Educación, fútbol y la anomia chilena

En Chile, los estadios ya no son solo espacios de deporte, y se han convertido en escenarios de violencia ritualizada, síntoma de una sociedad que ha perdido el rumbo en términos de convivencia y ciudadanía. Los episodios recientes -desde el partido Colo Colo versus Fortaleza en la Copa Libertadores, en abril del presente año, hasta lo ocurrido recientemente con hinchas de la U. de Chile en Avellaneda- revelan un patrón que ya se hace costumbre: la agresión irracional se ha normalizado como parte del entretenimiento, y peor aún, como un mecanismo de identidad juvenil y adulta.

Pero estos hechos no surgen de la nada. La violencia en los estadios es la punta visible de una lanza mucho más profunda: una crisis de socialización ética y cívica que comienza en la escuela. La evidencia académica muestra que las conductas violentas en espacios deportivos suelen estar precedidas por patrones de socialización donde la agresión se aprende y se celebra como símbolo de pertenencia grupal. Las barras bravas, por ejemplo, operan como micro-comunidades con reglas propias, donde la jerarquía se obtiene mediante la intimidación, la transgresión y la violencia. Este aprendizaje paralelo contrasta con los escasos espacios de desarrollo de ciudadanía y resolución de conflictos en los colegios chilenos. Esta cuestión resulta paradójica, si consideramos que la emergencia de las barras de fútbol era de índole juvenil-estudiantil, con un objetivo de aglutinar a miles de jóvenes que en muchos casos no poseían algún tipo de reconocimiento.

La triada escuela-fútbol-violencia ilustra, además, la degradación social y la anomia que vivimos: un Estado de normas difusas, donde la ética y la legalidad son relativas dependiendo quién eres y la cohesión social se resquebraja. La sociología clásica ya señalaba que la anomia aparece cuando los individuos pierden referencias claras sobre lo que está permitido y lo que se espera socialmente. En esta línea, la anomia, la agresión y la degradación no son inevitables. Son el resultado de lo que hemos "tolerado" y de lo que hemos dejado de enseñar. En Chile, la impunidad relativa en episodios de violencia en los estadios, sumada a la tolerancia institucional hacia ciertas conductas de las barras y de la policía, refuerza la idea de que la transgresión puede ser más rentable simbólicamente que la cooperación. Mientras los jóvenes aprenden que el reconocimiento se obtiene mediante la agresión, no mediante la empatía o el diálogo, la escuela fracasa en su rol formativo.

La responsabilidad del Estado es directa y no se limita a la prevención policial: se trata de un Estado Docente, que educa no solo con contenidos, sino también con prácticas, hábitos y normas de convivencia, y que por otro lado combate las asociaciones ilícitas que se esconden tras miles de hinchas de buen comportamiento.
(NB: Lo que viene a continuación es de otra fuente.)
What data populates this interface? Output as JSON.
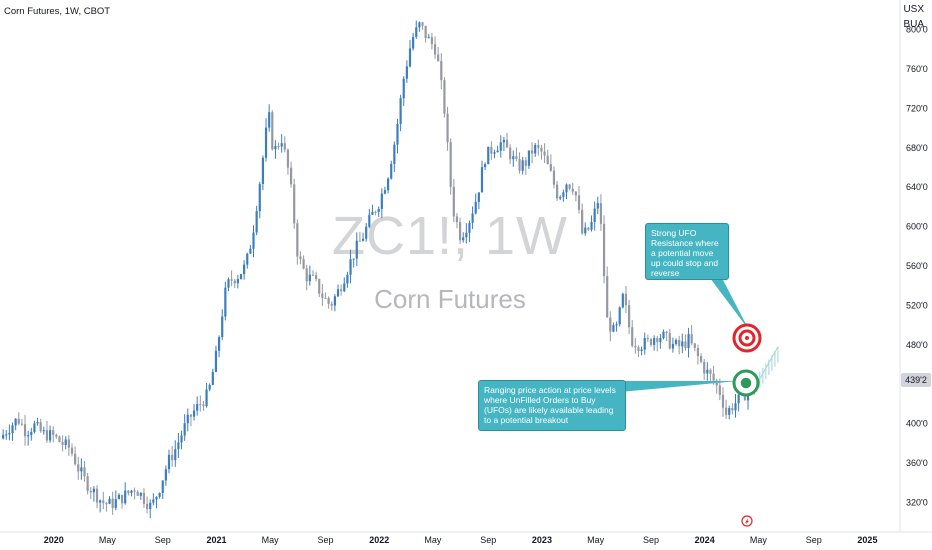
{
  "header": {
    "title": "Corn Futures, 1W, CBOT"
  },
  "axis_header": {
    "currency": "USX",
    "unit": "BUA"
  },
  "watermark": {
    "symbol": "ZC1!, 1W",
    "name": "Corn Futures"
  },
  "current_price": "439'2",
  "annotations": {
    "resistance": "Strong UFO Resistance where a potential move up could stop and reverse",
    "support": "Ranging price action at price levels where UnFilled Orders to Buy (UFOs) are likely available leading to a potential breakout"
  },
  "colors": {
    "up": "#3a7ebf",
    "down": "#9598a1",
    "resistance": "#e0262b",
    "support": "#2e9a57",
    "callout": "#45b5c4"
  },
  "chart_data": {
    "type": "candlestick",
    "title": "Corn Futures, 1W, CBOT",
    "xlabel": "",
    "ylabel": "USX",
    "y_ticks": [
      "320'0",
      "360'0",
      "400'0",
      "440'0",
      "480'0",
      "520'0",
      "560'0",
      "600'0",
      "640'0",
      "680'0",
      "720'0",
      "760'0",
      "800'0"
    ],
    "y_tick_values": [
      320,
      360,
      400,
      440,
      480,
      520,
      560,
      600,
      640,
      680,
      720,
      760,
      800
    ],
    "x_ticks": [
      "2020",
      "May",
      "Sep",
      "2021",
      "May",
      "Sep",
      "2022",
      "May",
      "Sep",
      "2023",
      "May",
      "Sep",
      "2024",
      "May",
      "Sep",
      "2025"
    ],
    "x_tick_values": [
      2020.0,
      2020.33,
      2020.67,
      2021.0,
      2021.33,
      2021.67,
      2022.0,
      2022.33,
      2022.67,
      2023.0,
      2023.33,
      2023.67,
      2024.0,
      2024.33,
      2024.67,
      2025.0
    ],
    "ylim": [
      290,
      830
    ],
    "xlim": [
      2019.67,
      2025.2
    ],
    "price_path": [
      [
        2019.67,
        385
      ],
      [
        2019.72,
        395
      ],
      [
        2019.78,
        405
      ],
      [
        2019.83,
        392
      ],
      [
        2019.88,
        398
      ],
      [
        2019.93,
        390
      ],
      [
        2020.0,
        387
      ],
      [
        2020.05,
        380
      ],
      [
        2020.1,
        375
      ],
      [
        2020.15,
        355
      ],
      [
        2020.2,
        340
      ],
      [
        2020.25,
        330
      ],
      [
        2020.3,
        320
      ],
      [
        2020.35,
        318
      ],
      [
        2020.42,
        325
      ],
      [
        2020.5,
        335
      ],
      [
        2020.55,
        325
      ],
      [
        2020.6,
        315
      ],
      [
        2020.65,
        335
      ],
      [
        2020.7,
        360
      ],
      [
        2020.75,
        375
      ],
      [
        2020.8,
        395
      ],
      [
        2020.85,
        410
      ],
      [
        2020.9,
        420
      ],
      [
        2020.95,
        430
      ],
      [
        2021.0,
        470
      ],
      [
        2021.05,
        530
      ],
      [
        2021.08,
        545
      ],
      [
        2021.13,
        550
      ],
      [
        2021.18,
        560
      ],
      [
        2021.22,
        590
      ],
      [
        2021.27,
        650
      ],
      [
        2021.32,
        715
      ],
      [
        2021.35,
        675
      ],
      [
        2021.4,
        690
      ],
      [
        2021.45,
        650
      ],
      [
        2021.5,
        570
      ],
      [
        2021.55,
        550
      ],
      [
        2021.6,
        545
      ],
      [
        2021.65,
        530
      ],
      [
        2021.7,
        520
      ],
      [
        2021.75,
        535
      ],
      [
        2021.8,
        555
      ],
      [
        2021.85,
        575
      ],
      [
        2021.9,
        590
      ],
      [
        2021.95,
        610
      ],
      [
        2022.0,
        625
      ],
      [
        2022.05,
        650
      ],
      [
        2022.1,
        690
      ],
      [
        2022.15,
        750
      ],
      [
        2022.2,
        790
      ],
      [
        2022.25,
        805
      ],
      [
        2022.3,
        790
      ],
      [
        2022.35,
        780
      ],
      [
        2022.4,
        720
      ],
      [
        2022.45,
        620
      ],
      [
        2022.5,
        590
      ],
      [
        2022.55,
        605
      ],
      [
        2022.6,
        630
      ],
      [
        2022.65,
        670
      ],
      [
        2022.7,
        680
      ],
      [
        2022.75,
        685
      ],
      [
        2022.8,
        675
      ],
      [
        2022.85,
        660
      ],
      [
        2022.9,
        665
      ],
      [
        2022.95,
        680
      ],
      [
        2023.0,
        675
      ],
      [
        2023.05,
        655
      ],
      [
        2023.1,
        630
      ],
      [
        2023.15,
        645
      ],
      [
        2023.2,
        640
      ],
      [
        2023.25,
        590
      ],
      [
        2023.3,
        600
      ],
      [
        2023.35,
        630
      ],
      [
        2023.4,
        505
      ],
      [
        2023.45,
        490
      ],
      [
        2023.5,
        530
      ],
      [
        2023.55,
        485
      ],
      [
        2023.6,
        480
      ],
      [
        2023.65,
        482
      ],
      [
        2023.7,
        490
      ],
      [
        2023.75,
        488
      ],
      [
        2023.8,
        480
      ],
      [
        2023.85,
        478
      ],
      [
        2023.9,
        485
      ],
      [
        2023.95,
        470
      ],
      [
        2024.0,
        455
      ],
      [
        2024.05,
        445
      ],
      [
        2024.1,
        430
      ],
      [
        2024.13,
        410
      ],
      [
        2024.18,
        420
      ],
      [
        2024.22,
        425
      ],
      [
        2024.27,
        435
      ],
      [
        2024.32,
        439
      ]
    ],
    "projection": [
      [
        2024.32,
        440
      ],
      [
        2024.4,
        455
      ],
      [
        2024.45,
        470
      ]
    ],
    "levels": [
      {
        "label": "resistance",
        "price": 482
      },
      {
        "label": "support",
        "price": 438
      }
    ],
    "grid": false,
    "legend": "none"
  }
}
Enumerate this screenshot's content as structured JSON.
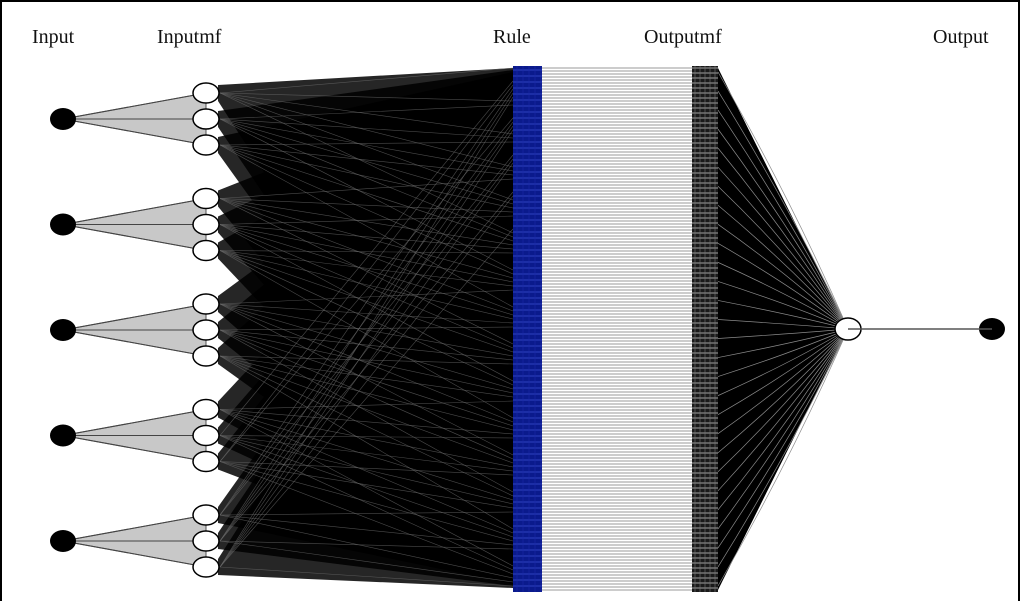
{
  "labels": {
    "input": "Input",
    "inputmf": "Inputmf",
    "rule": "Rule",
    "outputmf": "Outputmf",
    "output": "Output"
  },
  "network": {
    "inputs": 5,
    "mfs_per_input": 3,
    "outputs": 1
  },
  "colors": {
    "node_black": "#000000",
    "mf_fan": "#c8c8c8",
    "rule_layer": "#0a1a8c",
    "outputmf_lines": "#9a9a9a",
    "background": "#ffffff"
  }
}
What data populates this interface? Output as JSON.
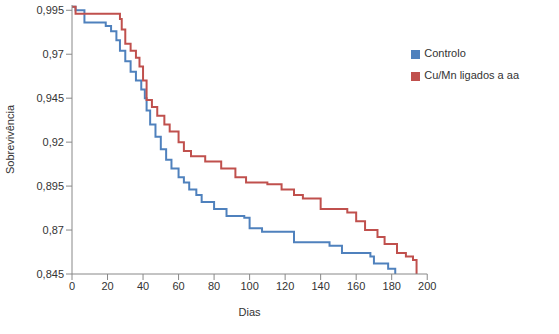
{
  "chart_data": {
    "type": "line",
    "x_label": "Dias",
    "y_label": "Sobrevivência",
    "xlim": [
      0,
      200
    ],
    "xticks": [
      0,
      20,
      40,
      60,
      80,
      100,
      120,
      140,
      160,
      180,
      200
    ],
    "ylim": [
      0.845,
      0.998
    ],
    "yticks": [
      {
        "value": 0.845,
        "label": "0,845"
      },
      {
        "value": 0.87,
        "label": "0,87"
      },
      {
        "value": 0.895,
        "label": "0,895"
      },
      {
        "value": 0.92,
        "label": "0,92"
      },
      {
        "value": 0.945,
        "label": "0,945"
      },
      {
        "value": 0.97,
        "label": "0,97"
      },
      {
        "value": 0.995,
        "label": "0,995"
      }
    ],
    "grid": false,
    "legend": "upper right",
    "series": [
      {
        "name": "Controlo",
        "color": "#4f81bd",
        "line_style": "step",
        "x": [
          0,
          2,
          7,
          19,
          22,
          25,
          27,
          30,
          33,
          36,
          39,
          41,
          42,
          44,
          47,
          50,
          53,
          56,
          60,
          63,
          66,
          70,
          73,
          80,
          87,
          97,
          100,
          107,
          125,
          145,
          152,
          168,
          170,
          178,
          182
        ],
        "values": [
          0.997,
          0.995,
          0.988,
          0.986,
          0.983,
          0.978,
          0.972,
          0.966,
          0.96,
          0.955,
          0.95,
          0.945,
          0.938,
          0.93,
          0.923,
          0.916,
          0.91,
          0.905,
          0.9,
          0.897,
          0.893,
          0.89,
          0.886,
          0.882,
          0.878,
          0.877,
          0.871,
          0.869,
          0.863,
          0.861,
          0.857,
          0.855,
          0.851,
          0.848,
          0.845
        ]
      },
      {
        "name": "Cu/Mn ligados a aa",
        "color": "#c0504d",
        "line_style": "step",
        "x": [
          0,
          2,
          27,
          28,
          30,
          33,
          36,
          38,
          40,
          42,
          45,
          48,
          52,
          55,
          60,
          63,
          67,
          75,
          84,
          92,
          98,
          110,
          118,
          125,
          130,
          140,
          155,
          160,
          165,
          172,
          176,
          183,
          188,
          192,
          194
        ],
        "values": [
          0.997,
          0.993,
          0.99,
          0.984,
          0.976,
          0.972,
          0.968,
          0.963,
          0.955,
          0.944,
          0.94,
          0.935,
          0.93,
          0.926,
          0.92,
          0.915,
          0.912,
          0.909,
          0.905,
          0.9,
          0.897,
          0.896,
          0.893,
          0.89,
          0.888,
          0.882,
          0.88,
          0.875,
          0.87,
          0.866,
          0.862,
          0.857,
          0.855,
          0.853,
          0.845
        ]
      }
    ]
  }
}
La ausencia de políticas educativas integrales, donde la formación ética, la resolución de conflictos y la ciudadanía activa sean centrales, alimenta una cultura de agresión que se manifiesta en los estadios. La violencia de las barras bravas chilenas, en este sentido, es una metáfora de la violencia estructural de la sociedad: desigualdad, segregación social y desinterés por la formación de ciudadanos responsables.

Si el fútbol es "reflejo" de la sociedad, los estadios chilenos nos muestran lo que nuestra educación no ha podido transformar. ¿Qué significa para un país que el ritual de la identidad colectiva se construya sobre el miedo y la agresión, y no sobre la cooperación y el respeto mutuo? ¿Qué mensaje recibe un niño que observa cómo la fuerza física, y no la palabra, define el poder y la autoridad? La escuela, si no interviene, se convierte en cómplice silenciosa de esta cultura. Chile tiene la oportunidad de replantear su Estado Docente y recuperar la escuela y los espacios de ocio como espacios de humanización. Solo entonces los estadios dejarán de ser campos de disputa y guerra simbólica, para volver a ser espacios de encuentro y celebración colectiva.